Assignment Overview
This question requires the use of μC++, which means compiling the program with the u++ command and replacing routine main with member uMain::main.
Write a semi-coroutine to verify a string of bytes is a valid Unicode Transformation Format 8-bit character (UTF-8). UTF-8 allows any universal character to be represented while maintaining full backwards-compatibility with ASCII encoding, which is achieved by using a variable-length encoding. The following table provides a summary of the Unicode value ranges in hexadecimal, and how they are represented in binary for UTF-8.
Unicode ranges UTF-8 binary encoding
000000-00007F 0xxxxxxx
000080-0007FF 110xxxxx 10xxxxxx
000800-00FFFF 1110xxxx 10xxxxxx 10xxxxxx
010000-10FFFF 11110xxx 10xxxxxx 10xxxxxx 10xxxxxx
(UTF-8 is restricted to U+10FFFF so itmatches the constraints of the UTF-16 character encoding.)
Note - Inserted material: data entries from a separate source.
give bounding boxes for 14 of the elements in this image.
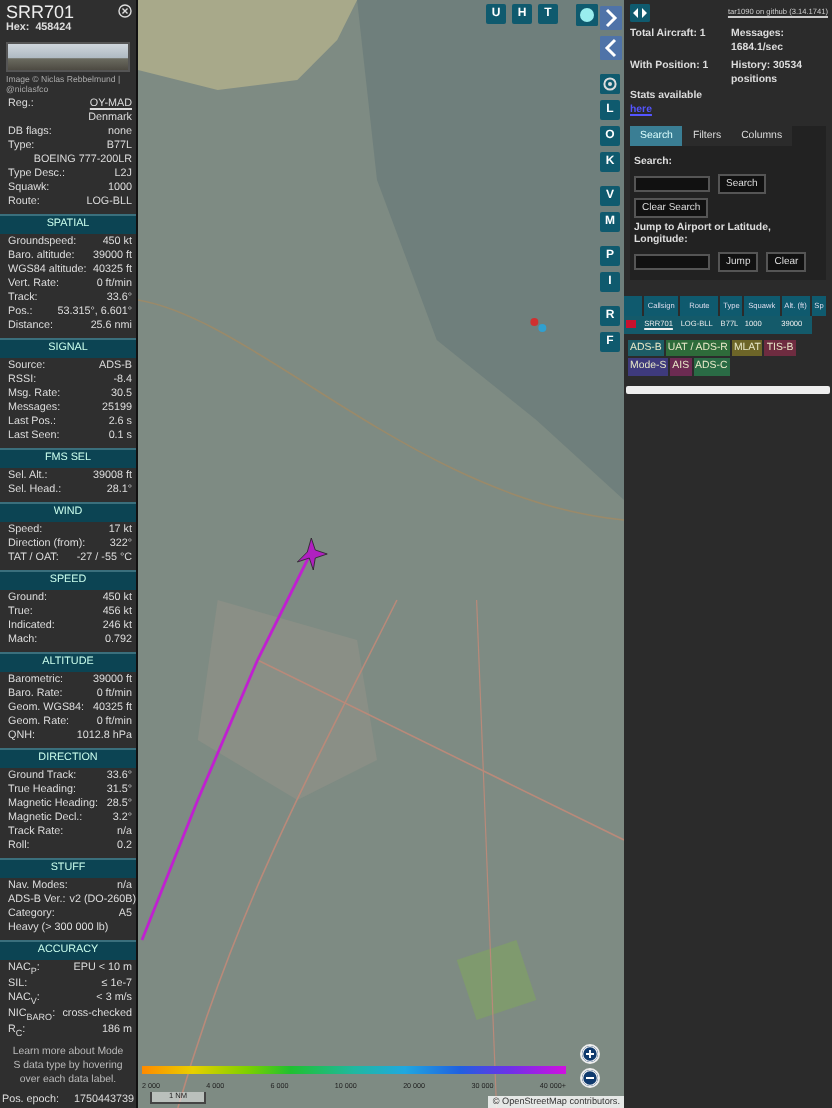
settings-icon[interactable] [600,74,620,94]
close-icon[interactable] [118,4,132,18]
callsign-title: SRR701 [6,2,75,22]
aircraft-marker-icon[interactable] [530,318,547,332]
aircraft-icon[interactable] [296,537,328,571]
chevron-left-icon[interactable] [600,36,622,60]
flag-icon [625,320,636,328]
chevron-right-icon[interactable] [600,6,622,30]
jump-field[interactable] [634,253,710,269]
search-field[interactable] [634,175,710,191]
photo-placeholder [6,42,130,72]
layers-icon[interactable] [576,4,598,26]
horizontal-scrollbar[interactable] [626,385,830,393]
expand-arrows-icon[interactable] [630,4,650,22]
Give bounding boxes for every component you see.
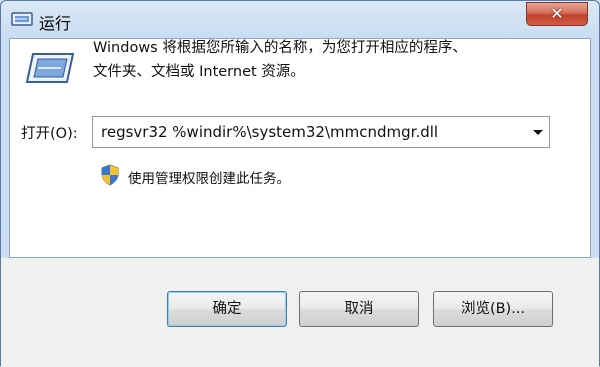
open-combobox[interactable]: regsvr32 %windir%\system32\mmcndmgr.dll [92,116,550,148]
description-line-1: Windows 将根据您所输入的名称，为您打开相应的程序、 [93,40,467,56]
run-icon [11,12,33,26]
ok-button[interactable]: 确定 [167,291,287,327]
run-program-icon [25,53,75,83]
close-icon: ✕ [550,4,564,23]
open-field-label: 打开(O): [21,126,78,142]
title-bar[interactable]: 运行 ✕ [1,1,599,41]
chevron-down-icon[interactable] [527,117,549,147]
close-button[interactable]: ✕ [526,2,588,26]
cancel-button[interactable]: 取消 [299,291,419,327]
admin-privilege-note: 使用管理权限创建此任务。 [128,171,290,187]
window-title: 运行 [39,14,72,33]
run-dialog: 运行 ✕ Windows 将根据您所输入的名称，为您打开相应的程序、 文件夹、文… [0,0,600,367]
description-line-2: 文件夹、文档或 Internet 资源。 [93,64,305,80]
browse-button[interactable]: 浏览(B)... [433,291,553,327]
description: Windows 将根据您所输入的名称，为您打开相应的程序、 文件夹、文档或 In… [93,36,553,84]
open-input[interactable]: regsvr32 %windir%\system32\mmcndmgr.dll [101,123,438,141]
shield-icon [101,164,119,186]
For example, the symbol £ is represented by Unicode value 0xA3 (binary 1010 0011). Since £ falls within the range of 0x80 to 0x7FF, it is encoded by the UTF-8 bit string 110xxxxx 10xxxxxx. To fit the character into the eleven bits of the UTF-8 encoding, it is padded on the left with zeroes to 00010100011. The UTF-8 encoding becomes 11000010 10100011, where the x’s are replaced with the 11-bit binary encoding giving the UTF-8 character encoding 0xC2A3 for symbol £. Note, UTF-8 is a minimal encoding; e.g., it is incorrect to represent the value 0 by any encoding other than the first one. Use unformatted I/O (ifstream::read) to read the Unicode bytes and the public interface given in Figure 3 (you may only add a public constructor/destructor and private members). After creation, the coroutine is resumed with a series of bytes from a string (one byte at a time). The coroutine suspends after each byte or throws one of these two exception:
• Match means the bytes form a valid encoding and no more bytes can be sent
• Error means the bytes form an invalid encoding and no more bytes can be sent. Throw Error for an incorrectly encoded-byte or a correct encoding that falls outside the accepted range.
For example, the bytes 0xe09390 (11100000 1001 0011 1001 000) form a 3-byte UTF-8 character (known from the first byte). However, the character is invalid because its value 0x4d0 (xx010011 xx010000) < 0x800, the lower bound for a 3-byte UTF-8 character. This error can be detected at the second byte, but all three bytes must be read to allow finding the start of the next UTF-8 character for a sequence of UTF-8 characters or extra characters in this question.
After the coroutine throws an exception, it must terminate; sending more bytes to the coroutine after this point is undefined. Write a program utf8 that checks if a string follows the UTF-8 encoding. The shell interface to the utf8 program is as follows:
utf8 [ filename ]
(Square brackets indicate optional command line parameters, and do not appear on the actual command line.) If no input file name is specified, input comes from standard input. Output is sent to standard output. Issue appropriate runtime error messages for incorrect usage or if a file cannot be opened.